Metade dos imóveis no Brasil tem irregularidades documentais

Metade dos imóveis no Brasil tem irregularidades documentais

Um cenário alarmante revela que aproximadamente 50% dos imóveis brasileiros possuem algum tipo de irregularidade documental. Essa constatação, baseada em dados do Ministério da Integração e do Desenvolvimento Regional, evidencia a fragilidade na documentação de propriedades em todo o país e acende um alerta sobre os riscos envolvidos na compra e venda de imóveis.

A falta de escritura é um dos problemas mais recorrentes e pode trazer uma série de complicações. Desde o compromisso de financiamentos até o atraso em negociações e, em casos mais graves, prejuízos financeiros significativos tanto para compradores quanto para vendedores. Diante dessa realidade, a atuação de uma imobiliária transcende a mera comodidade, consolidando-se como uma medida essencial de segurança em uma das transações financeiras mais importantes da vida de qualquer pessoa.

O papel estratégico da imobiliária na segurança jurídica

Conforme explica a especialista em mercado imobiliário Graciete Rabelo de Azevedo, o papel de uma imobiliária é fundamental e vai muito além da simples intermediação. Ela atua como uma parceira estratégica em todas as etapas da transação, desde a captação e divulgação do imóvel até a análise documental minuciosa, negociação, assessoria jurídica e o acompanhamento integral até o registro final em cartório.

“Na prática, uma imobiliária séria cuida de tudo aquilo que o cliente não tem tempo, conhecimento técnico ou experiência para fazer sozinho. Ela traduz a burocracia, protege os interesses de todas as partes e garante que a transação aconteça com segurança, transparência e eficiência”, destaca Azevedo.

Riscos de negociar diretamente sem suporte profissional

A especialista alerta que a decisão de negociar diretamente um imóvel, visando economizar na comissão, pode representar riscos elevados e financeiramente devastadores. Estes incluem a possibilidade de adquirir um imóvel com pendências jurídicas, pagar um valor inadequado, assinar contratos sem a devida proteção ou até mesmo perder o negócio por falhas documentais ou de financiamento.

“Negociar diretamente parece economizar a comissão, mas pode custar muito mais no final”, alerta Graciete Azevedo.

Segurança jurídica: uma análise documental rigorosa

Um dos diferenciais cruciais da atuação imobiliária é a garantia da segurança jurídica. Antes mesmo de um imóvel ser anunciado, é realizada uma análise detalhada da documentação do bem e de seus proprietários. Isso visa identificar prontamente quaisquer pendências que possam inviabilizar ou comprometer a transação.

“A segurança jurídica começa antes mesmo de o imóvel ser anunciado. Uma boa imobiliária verifica a matrícula no Cartório de Registro de Imóveis, analisa certidões, identifica possíveis restrições e acompanha a elaboração dos contratos, garantindo que prazos, responsabilidades e direitos de ambas as partes estejam claramente definidos”, detalha Azevedo.

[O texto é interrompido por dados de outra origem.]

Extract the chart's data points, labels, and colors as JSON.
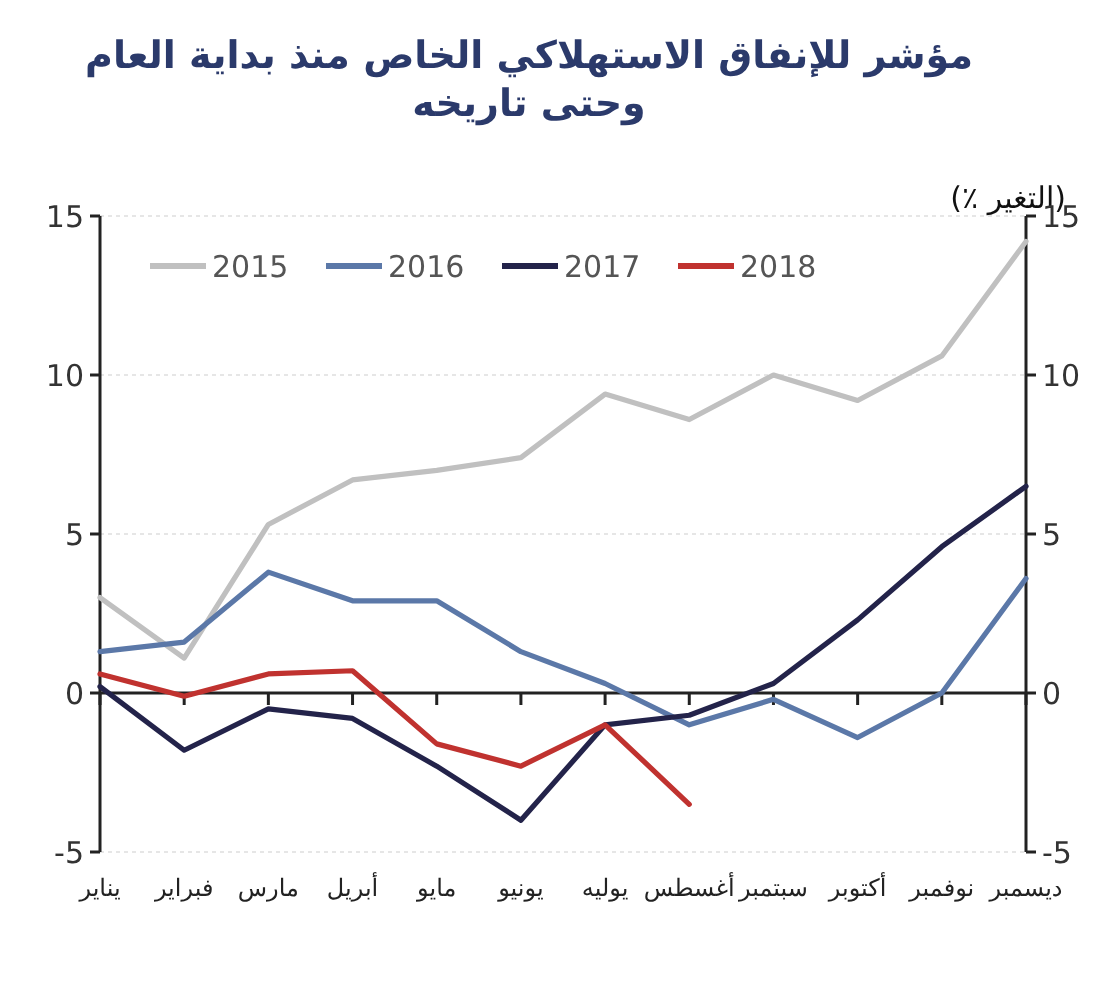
{
  "chart_data": {
    "type": "line",
    "title": "مؤشر للإنفاق الاستهلاكي الخاص منذ بداية العام وحتى تاريخه",
    "y2label": "(٪ التغير)",
    "categories": [
      "يناير",
      "فبراير",
      "مارس",
      "أبريل",
      "مايو",
      "يونيو",
      "يوليه",
      "أغسطس",
      "سبتمبر",
      "أكتوبر",
      "نوفمبر",
      "ديسمبر"
    ],
    "series": [
      {
        "name": "2015",
        "color": "#c0c0c0",
        "values": [
          3.0,
          1.1,
          5.3,
          6.7,
          7.0,
          7.4,
          9.4,
          8.6,
          10.0,
          9.2,
          10.6,
          14.2
        ]
      },
      {
        "name": "2016",
        "color": "#5b78a8",
        "values": [
          1.3,
          1.6,
          3.8,
          2.9,
          2.9,
          1.3,
          0.3,
          -1.0,
          -0.2,
          -1.4,
          0.0,
          3.6
        ]
      },
      {
        "name": "2017",
        "color": "#23234a",
        "values": [
          0.2,
          -1.8,
          -0.5,
          -0.8,
          -2.3,
          -4.0,
          -1.0,
          -0.7,
          0.3,
          2.3,
          4.6,
          6.5
        ]
      },
      {
        "name": "2018",
        "color": "#c0322f",
        "values": [
          0.6,
          -0.1,
          0.6,
          0.7,
          -1.6,
          -2.3,
          -1.0,
          -3.5,
          null,
          null,
          null,
          null
        ]
      }
    ],
    "ylim": [
      -5,
      15
    ],
    "yticks": [
      -5,
      0,
      5,
      10,
      15
    ],
    "y2lim": [
      -5,
      15
    ],
    "y2ticks": [
      -5,
      0,
      5,
      10,
      15
    ],
    "grid": "y",
    "legend": "top left",
    "marker": "none",
    "line_style": "solid"
  }
}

Assessoria na busca pelo imóvel ideal e avaliação correta

Além de salvaguardar a negociação sob o ponto de vista jurídico, a imobiliária também desempenha um papel vital em auxiliar o comprador a encontrar um imóvel que se ajuste precisamente ao seu perfil e orçamento. O processo inicial envolve um diagnóstico aprofundado das necessidades do cliente, considerando sua capacidade de pagamento, a localização desejada, o estilo de vida e o objetivo da aquisição.

Outro fator determinante é a avaliação correta do imóvel. Aspectos como localização privilegiada, padrão construtivo, infraestrutura do entorno, estado de conservação, potencial de valorização, além da dinâmica de oferta e demanda, são criteriosamente analisados para definir um preço justo para ambas as partes.

“A avaliação técnica proporciona equilíbrio e segurança para ambas as partes”, afirma a especialista, ressaltando que muitos problemas comuns em negociações particulares poderiam ser evitados com essa orientação especializada.